According to global scientific consensus, tapping any new oil and gas reserves will likely produce catastrophic outcomes.

Josephine Moulds, a reporter with the Bureau of Investigative Journalism, said there’s enough oil and gas already in the pipeline to fuel a clean-energy transition.

“We’ve got enough, in terms of the projects that we’ve already got running – we’ve got enough to keep us going,” she said, “as long as we shift over to solar and wind and all of the other renewables.”

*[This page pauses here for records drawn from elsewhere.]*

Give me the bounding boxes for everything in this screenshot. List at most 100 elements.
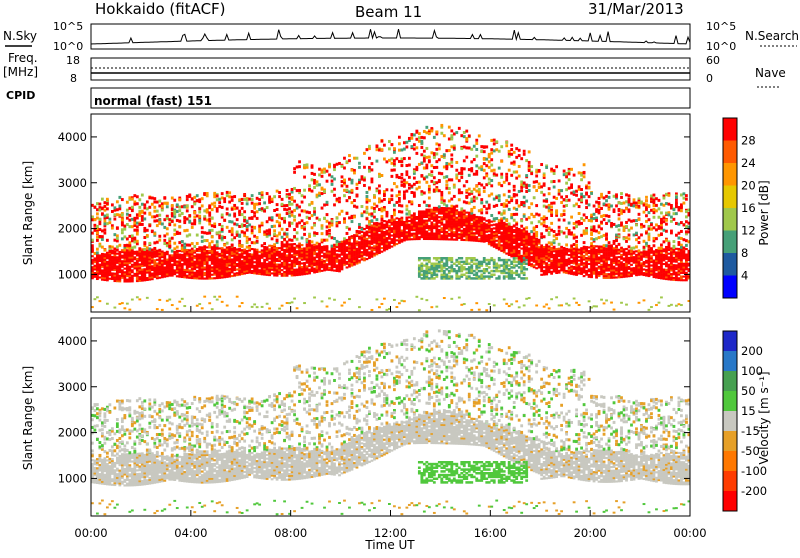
echo-cell [378,246,381,248]
echo-cell [483,169,486,172]
echo-cell [273,249,276,251]
echo-cell [386,214,389,217]
echo-cell [316,263,319,265]
echo-cell [241,273,244,275]
echo-cell [470,217,473,219]
echo-cell [398,136,401,139]
echo-cell [371,230,374,232]
echo-cell [176,308,179,310]
echo-cell [395,232,398,234]
echo-cell [368,226,371,228]
echo-cell [348,196,351,199]
echo-cell [545,259,548,261]
echo-cell [313,257,316,259]
echo-cell [468,237,471,239]
echo-cell [213,268,216,270]
echo-cell [211,268,214,270]
echo-cell [488,241,491,243]
echo-cell [545,206,548,209]
echo-cell [356,183,359,186]
echo-cell [281,203,284,206]
echo-cell [301,266,304,268]
echo-cell [500,231,503,233]
echo-cell [233,222,236,225]
echo-cell [493,235,496,237]
echo-cell [316,249,319,251]
echo-cell [318,243,321,246]
echo-cell [316,245,319,247]
echo-cell [533,253,536,255]
echo-cell [148,248,151,251]
nsky-label: N.Sky [3,29,37,43]
echo-cell [181,276,184,278]
echo-cell [153,215,156,218]
echo-cell [228,252,231,254]
echo-cell [181,269,184,271]
echo-cell [505,227,508,229]
echo-cell [348,258,351,260]
echo-cell [373,203,376,206]
echo-cell [246,257,249,259]
echo-cell [248,246,251,249]
echo-cell [331,253,334,255]
noise-axis-top-label: 10^5 [53,20,83,33]
echo-cell [288,273,291,275]
echo-cell [418,210,421,212]
echo-cell [373,196,376,199]
echo-cell [448,126,451,129]
echo-cell [218,273,221,275]
echo-cell [361,251,364,253]
echo-cell [495,245,498,247]
echo-cell [333,165,336,168]
echo-cell [388,247,391,249]
echo-cell [143,265,146,267]
echo-cell [206,272,209,274]
echo-cell [445,211,448,213]
echo-cell [520,263,523,266]
echo-cell [101,264,104,266]
echo-cell [268,272,271,274]
echo-cell [206,257,209,259]
echo-cell [238,225,241,228]
echo-cell [408,157,411,160]
echo-cell [530,249,533,251]
echo-cell [458,179,461,182]
echo-cell [371,309,374,311]
echo-cell [203,250,206,252]
echo-cell [460,172,463,175]
echo-cell [378,226,381,228]
echo-cell [281,256,284,258]
echo-cell [525,259,528,262]
echo-cell [113,251,116,253]
echo-cell [563,247,566,250]
echo-cell [326,252,329,254]
echo-cell [525,186,528,189]
echo-cell [500,241,503,243]
echo-cell [368,242,371,244]
echo-cell [323,247,326,249]
echo-cell [430,232,433,234]
echo-cell [191,251,194,253]
echo-cell [138,198,141,201]
echo-cell [111,260,114,262]
echo-cell [485,220,488,222]
echo-cell [510,148,513,151]
echo-cell [468,214,471,216]
echo-cell [188,214,191,217]
echo-cell [478,231,481,233]
echo-cell [216,195,219,198]
echo-cell [236,230,239,233]
echo-cell [475,221,478,223]
echo-cell [475,139,478,142]
echo-cell [136,271,139,273]
echo-cell [540,261,543,263]
echo-cell [231,199,234,202]
echo-cell [448,213,451,215]
echo-cell [118,207,121,210]
echo-cell [133,275,136,277]
echo-cell [211,308,214,310]
echo-cell [136,195,139,198]
echo-cell [513,264,516,267]
echo-cell [186,209,189,212]
echo-cell [211,240,214,243]
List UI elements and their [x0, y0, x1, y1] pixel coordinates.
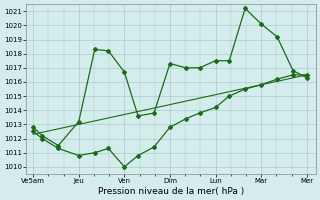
X-axis label: Pression niveau de la mer( hPa ): Pression niveau de la mer( hPa )	[98, 187, 244, 196]
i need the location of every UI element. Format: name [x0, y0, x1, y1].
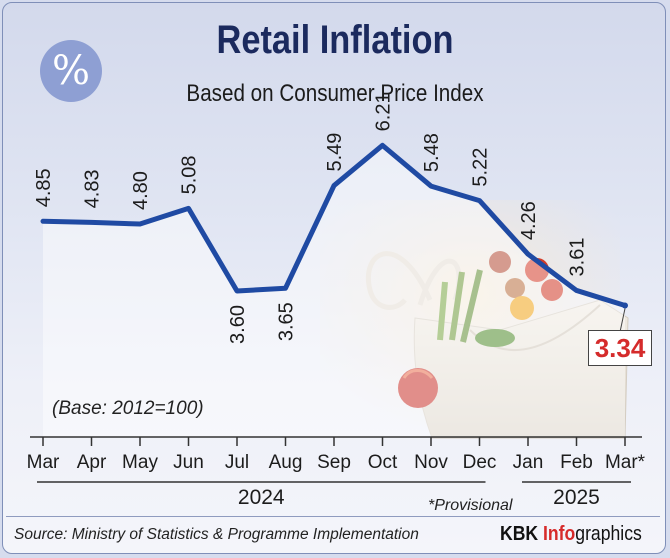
x-tick-label: Oct — [368, 452, 398, 473]
latest-value-callout: 3.34 — [588, 330, 652, 366]
x-tick-label: Jan — [513, 452, 544, 473]
data-label: 3.60 — [227, 305, 249, 344]
x-tick-label: Mar — [27, 452, 60, 473]
x-tick-label: Nov — [414, 452, 448, 473]
brand-logo: KBK Infographics — [500, 523, 642, 546]
x-tick-labels: Mar Apr May Jun Jul Aug Sep Oct Nov Dec Jan Feb Mar* — [27, 452, 646, 473]
year-label: 2024 — [238, 486, 285, 509]
brand-kbk: KBK — [500, 523, 544, 545]
brand-info: Info — [543, 523, 576, 545]
callout-leader — [619, 308, 626, 333]
data-label: 4.26 — [518, 201, 540, 240]
x-tick-label: Dec — [463, 452, 497, 473]
x-tick-label: Jun — [173, 452, 204, 473]
data-label: 5.22 — [470, 148, 492, 187]
x-tick-label: Jul — [225, 452, 249, 473]
year-groups: 2024 2025 — [37, 481, 631, 509]
data-labels: 4.85 4.83 4.80 5.08 3.60 3.65 5.49 6.21 5.48 5.22… — [33, 92, 589, 344]
x-tick-label: Feb — [560, 452, 593, 473]
data-label: 5.08 — [179, 155, 201, 194]
chart-subtitle: Based on Consumer Price Index — [186, 80, 484, 107]
year-label: 2025 — [553, 486, 600, 509]
data-label: 5.49 — [324, 133, 346, 172]
data-label: 5.48 — [421, 133, 443, 172]
provisional-note: *Provisional — [428, 497, 513, 514]
x-tick-label: Sep — [317, 452, 351, 473]
base-note: (Base: 2012=100) — [52, 398, 204, 419]
x-ticks — [42, 437, 626, 446]
data-label: 4.83 — [82, 169, 104, 208]
area-fill — [43, 145, 625, 437]
x-tick-label: Mar* — [605, 452, 646, 473]
data-label: 6.21 — [373, 92, 395, 131]
percent-icon: % — [40, 40, 102, 102]
data-label: 4.85 — [33, 168, 55, 207]
x-tick-label: Apr — [77, 452, 107, 473]
data-label: 3.65 — [276, 302, 298, 341]
x-tick-label: May — [122, 452, 158, 473]
data-label: 3.61 — [567, 238, 589, 277]
chart-title: Retail Inflation — [216, 18, 454, 62]
data-label: 4.80 — [130, 171, 152, 210]
x-tick-label: Aug — [269, 452, 303, 473]
footer-divider — [6, 516, 660, 517]
source-text: Source: Ministry of Statistics & Program… — [14, 526, 419, 543]
series-line — [40, 142, 628, 309]
brand-graphics: graphics — [575, 523, 642, 545]
grocery-bag-illustration — [320, 200, 629, 439]
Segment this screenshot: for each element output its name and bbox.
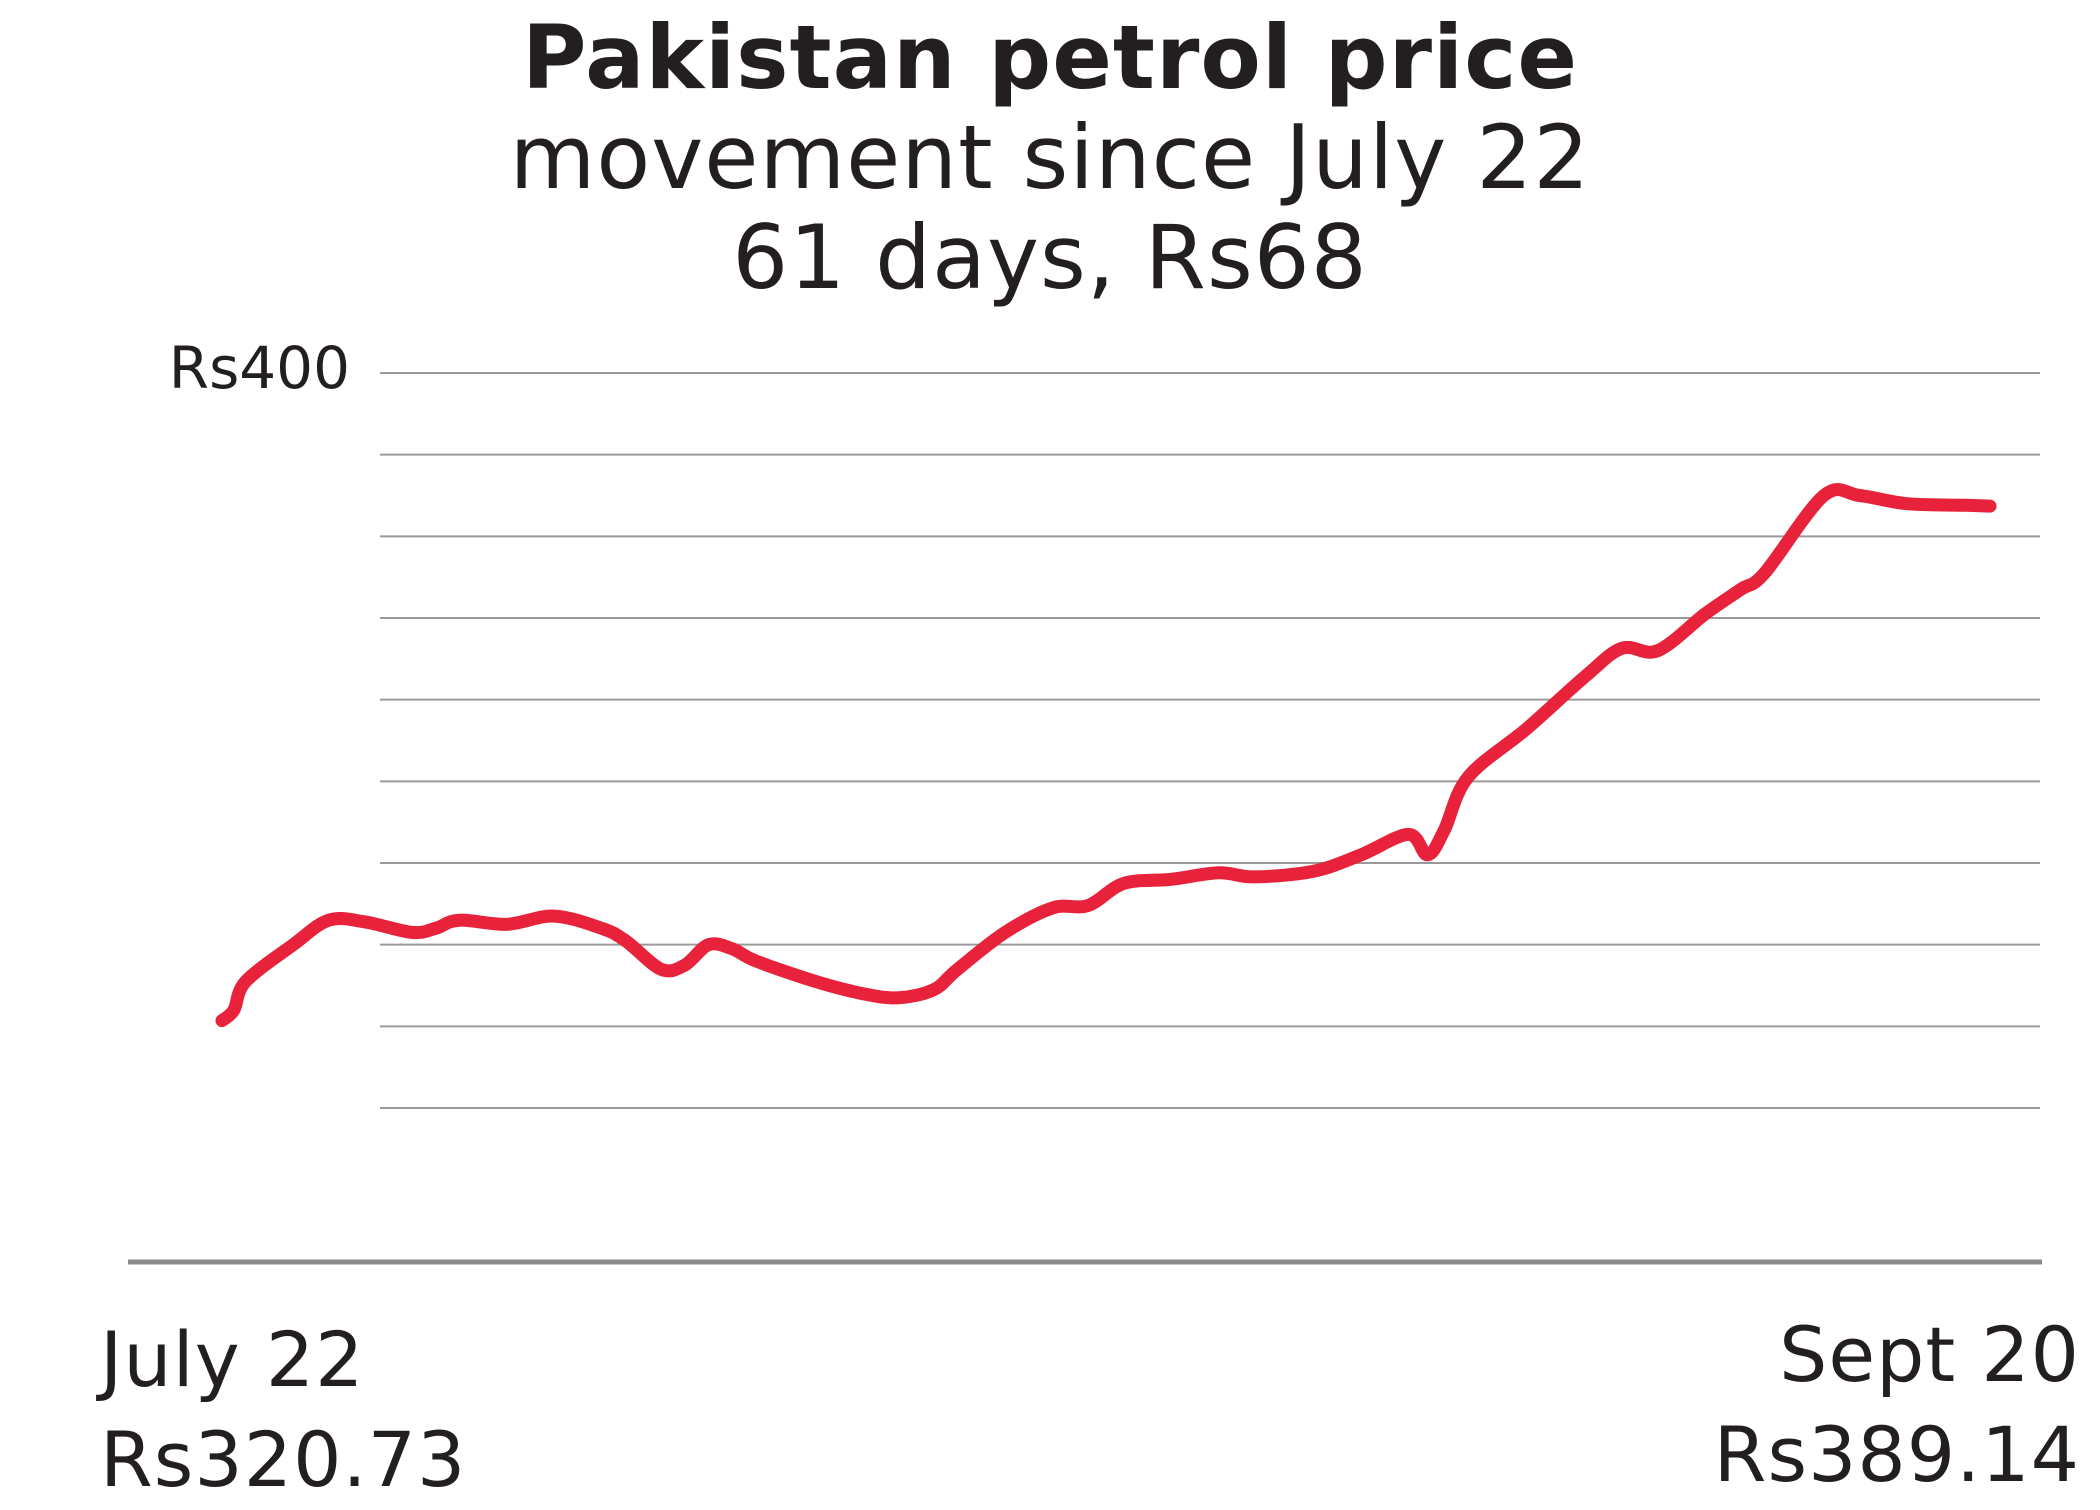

Companies continue to promote their climate commitments, and argue that if they didn’t do business with corporations searching for new places to drill, they wouldn’t be able to work with any existing oil and gas company. President Donald Trump has called climate change a hoax, and has put the brakes on U.S. efforts to transition to clean energy. The administration is also making good on campaign promises to ramp up oil and gas production, and has laid claim to the world’s largest oil reserves in Venezuela.

According to a 2024 Joint Senate committee report, the oil and gas industry has known about the impacts of burning fossil fuels on climate since at least 1959, and has engaged in a public-relations campaigns of denial, disinformation and doublespeak for the past six decades.

Moulds noted that the impacts of a warming planet are already being felt.

“People living near coal-fired power plants, or where fracking has happened, or even the people affected by wildfires,” she said. “These are huge impacts on our daily lives.”

After Moulds’ reporting exposed backroom dealing and preferential treatment on plans to extract oil and gas from the world’s last rainforest that stores more carbon than it emits, the Democratic Republic of Congo scrapped a major leasing auction.

This story was based on original reporting from Josephine Moulds for the Pulitzer Center.